LES MOYENS DE DÉFENSE
- Bárbara Ludmila

- 11 mars
- 2 min de lecture
Une <<défense>> est un moyen de fait ou de droit destiné à paralyser une prétention de l'adiversaire.
Les défenses au fond se définissent comme <<tous moyens à faire rejeter comme non justifié, après examen du fond du droit, la prétention de l'adversaire>>.
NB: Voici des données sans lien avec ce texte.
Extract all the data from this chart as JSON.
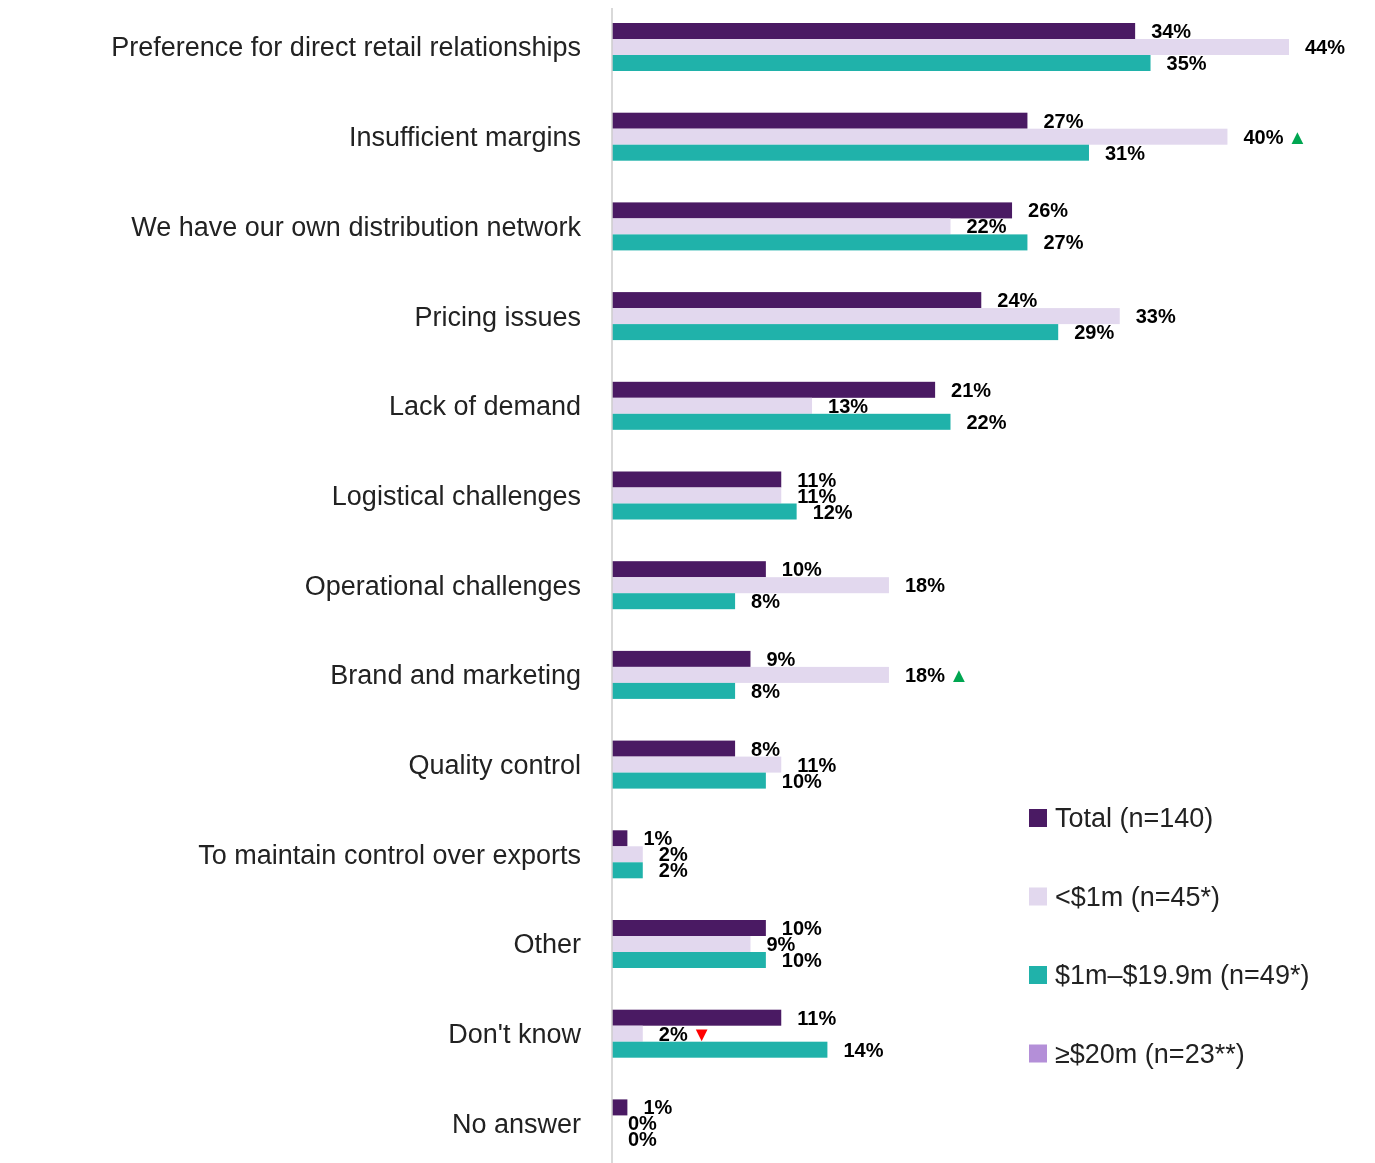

Le défendeur devra prouver que la demande de l'adversaire est mal fondé en droit, soit qu'elle n'existe pas, soit qu'elle n'a pas l'étendue qu'on lui a donné.
Exemple : Un créancier demande en justice l'exécution d'une obligation contractuelle, le défendeur pourra se défendre en prouvant que l'obligation a été précédemment exécutée par paiement.
L'exception de procédure ne s'attaque pas au fond du droit, ni à la recevabilité de la demande. Elle est définie selon l'article 73 du Code Procédure Civile par <<tout moyen tendant à faire déclarer la procédure irrégulière et à en faire suspendre le cours>>.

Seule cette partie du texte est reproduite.